E-cigarettes’ distinction as the only tobacco product not subject to an excise tax in Kentucky could end in 2020 if a bill proposed by two Republican lawmakers Tuesday is approved next year.
The House bill, co-sponsored by Reps. Jerry Miller, R-Louisville, and Kim Moser, R-Taylor Mill, would place a 27.5 percent excise tax on all e-cigarettes, vapor products and smokeless tobacco in July of 2020, to an amount equivalent to the $1.10 excise tax on a pack of cigarettes. Sen. Julie Raque Adams, R-Louisville, will file a companion bill in the Senate.
Though an electronic cigarette contains nicotine and is still considered a tobacco product by the Food and Drug Administration, it relies on heated liquid in a cartridge rather than tobacco leaves. The devices produce a scented vapor that’s less traceable than cigarette smoke, making it easier for students to smoke in classrooms and school bathrooms, the bill’s sponsors said.
Miller and other backers of the bill, including Department of Public Health Commissioner Jeff Howard, couched the proposal as benefiting the health of Kentuckians and the state’s general fund, predicting that it would generate $35 million a year for the state’s General Fund.
“This is an opportunity to raise money for our desperately underfunded pensions and improve the health of our citizenry, especially young people who look for the cool thing to do,” said Miller, who’s a member of the state’s Public Pension Oversight Board.
Taxing tobacco products has historically curbed overall use in Kentucky, Howard said.
E-cigarettes, often called vape pens, are most popular in Kentucky among youth and pregnant women. In 2017, roughly half of all Kentucky young adults, ages 18-29, reporting having tried an e-cigarette, and use virtually doubled among teenagers in 6th, 7th and 8th grades, along with high school sophomores and seniors, between 2016 and 2018, according to state data. Pregnant women smoke at a rate of about 18 percent.
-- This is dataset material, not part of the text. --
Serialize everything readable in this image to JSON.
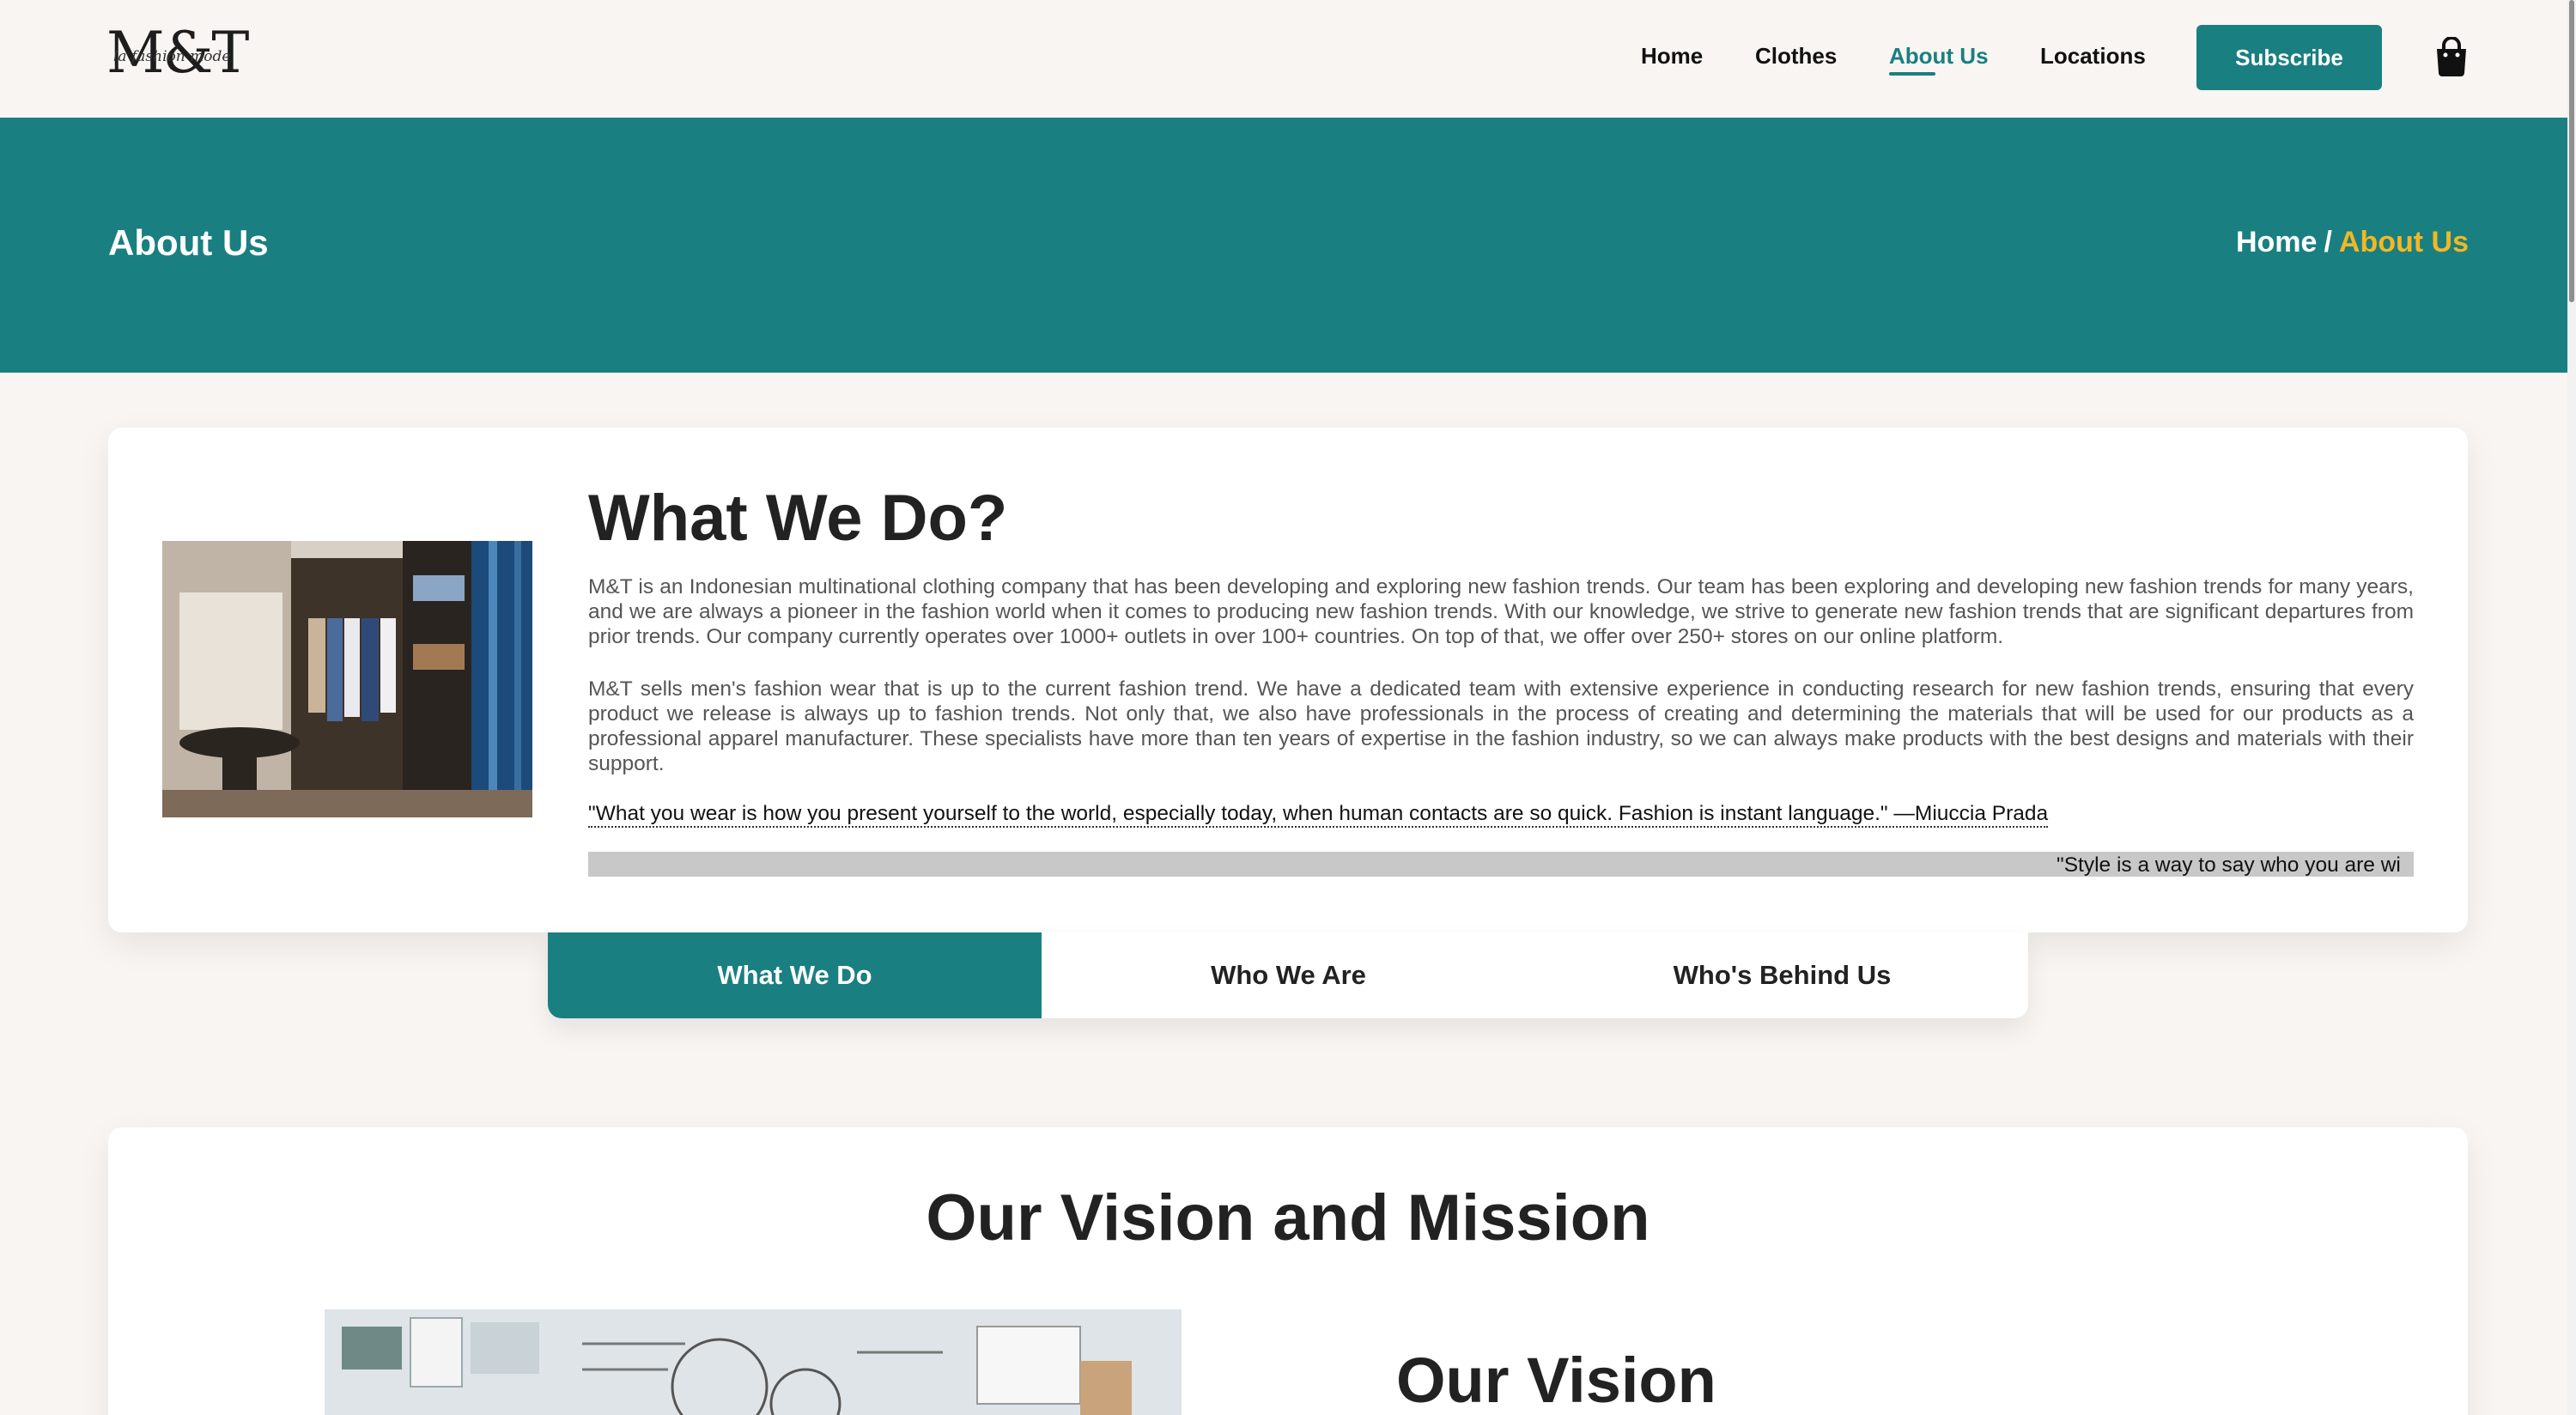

Foundation for a Healthy Kentucky President and CEO Ben Chandler called e-cigarette use among Kentuckians an “epidemic,” and one that can be curbed with a tax.
“Young people and pregnant women, in particular, are susceptible to price increases. When you increase the price of a product, you can be certain that it’s usage will go down,” he said.
Whether e-cigarettes are less harmful than traditional tobacco cigarettes is still contested by some, though e-cigarette liquid often still contains cancer-causing agents and heavy metals such as lead, according to the Centers for Disease Control.
Some e-cigarette manufacturers, the biggest being Juul, have been sued in recent years for falsely marketing their products as safe, and for tailoring products to teenagers in part by advertising flavors like mango and cucumber.
State lawmakers and health leaders in Frankfort on Tuesday pointed to high levels of nicotine present in e-cigarettes and the harm wrought by teenage addiction, before bodies and brains are fully developed.